Some noteworthy loops that are best ridden in the fall include the 20-mile North Fork-Flagline loop, which starts and finishes at Tumalo Falls, and the 20-mile Newberry Crater Loop, starting and finishing at Paulina Peak.
The more hard-core cross-country mountain bikers can tackle the Big Fat Tour's "epic" ride, a grueling 100-mile test from Paulina Peak east of La Pine all the way to Sisters. The epic is scheduled for Friday, Oct. 13.
The more hard-core cross-country mountain bikers can take part in the Big Fat Tour. The Tour's "epic" ride is a grueling 100-mile test from Paulina Peak east of La Pine all the way to Sisters. The epic is scheduled for Friday, Oct. 13.
The Tour's recreational ride, set for Oct. 14, is 50 miles from Dutchman Flat Sno-park, near Mount Bachelor, to Bend. And the finale, Oct. 15, is a 23-mile route near Cache Mountain.
This marks the 12th year of the Big Fat Tour, in which riders vie for the "No Whiners" patch, awarded to those mountain bikers who complete all three rides. Last year, 25 riders earned the patch.
Organizers encourage anybody to register for the 100-mile ride, even though not all who sign up will necessarily finish. (The epic ride is limited to the first 75 who register.)
Thomasberg recommends that riders try to complete a couple of six-hour rides in the days ahead and then get plenty of rest during the week preceding the event.

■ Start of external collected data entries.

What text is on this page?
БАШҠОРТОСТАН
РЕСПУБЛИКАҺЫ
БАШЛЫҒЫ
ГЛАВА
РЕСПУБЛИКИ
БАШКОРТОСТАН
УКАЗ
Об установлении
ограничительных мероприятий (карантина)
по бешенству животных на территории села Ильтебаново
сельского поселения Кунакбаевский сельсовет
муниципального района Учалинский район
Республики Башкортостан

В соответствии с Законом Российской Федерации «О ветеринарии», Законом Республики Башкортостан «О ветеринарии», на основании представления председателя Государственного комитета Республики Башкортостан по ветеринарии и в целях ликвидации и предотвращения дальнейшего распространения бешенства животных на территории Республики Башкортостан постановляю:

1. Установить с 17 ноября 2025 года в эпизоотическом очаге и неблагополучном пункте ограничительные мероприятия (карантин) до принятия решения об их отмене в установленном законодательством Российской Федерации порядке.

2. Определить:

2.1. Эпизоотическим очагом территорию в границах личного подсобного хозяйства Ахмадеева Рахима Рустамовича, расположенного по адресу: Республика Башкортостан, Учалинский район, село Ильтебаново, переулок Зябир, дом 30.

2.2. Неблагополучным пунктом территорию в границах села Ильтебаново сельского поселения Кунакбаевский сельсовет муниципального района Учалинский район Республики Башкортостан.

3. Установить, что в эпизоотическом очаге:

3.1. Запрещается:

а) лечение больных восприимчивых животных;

"That'll give you a fighting chance," says Thomasberg, who compares a mountain biker finishing the 100-mile ride to a runner completing a marathon. "It's not a race, but the top five people want to win."
The epic ride includes a 4,000-foot elevation gain from Benham Falls near Sunriver to Three Creeks Sno-park near Sisters.
"Some people hit the wall and they're done," Thomasberg says. "One of the biggest mistakes is to stop. Slow down, but don't stop. The race is against the sunset. Sunrise to sunset, that's how much time you've got."
Thomasberg, a former professional mountain biker, says he usually finishes the 100-mile route in eight or nine hours.
Starr says that two years ago he completed the ride in 12 hours.
All three rides of the Big Fat Tour will include several biker guides and multiple aid stations with food and drink.
And the event will take place rain or shine - or snow. Last year, at the start of the recreational ride at Dutchman Flat, about six inches of snow awaited Big Fat Tour participants.
"Everybody had a blast," Thomasberg recalls. "It was phenomenal."
"We had really good communication last year," Starr says. "We told everyone to bring extra clothing, gloves and pants. There's no such thing as bad weather, only bad clothing."
The organizers say they may have to alter the routes if there is heavy snowfall, perhaps starting and finishing at a lower altitude. But the event will go on no matter what.
"We roll with it," Thomasberg says.
This year's Big Fat Tour is a benefit for the Central Oregon Trail Alliance, a group of local volunteers committed to trail advocacy and maintenance.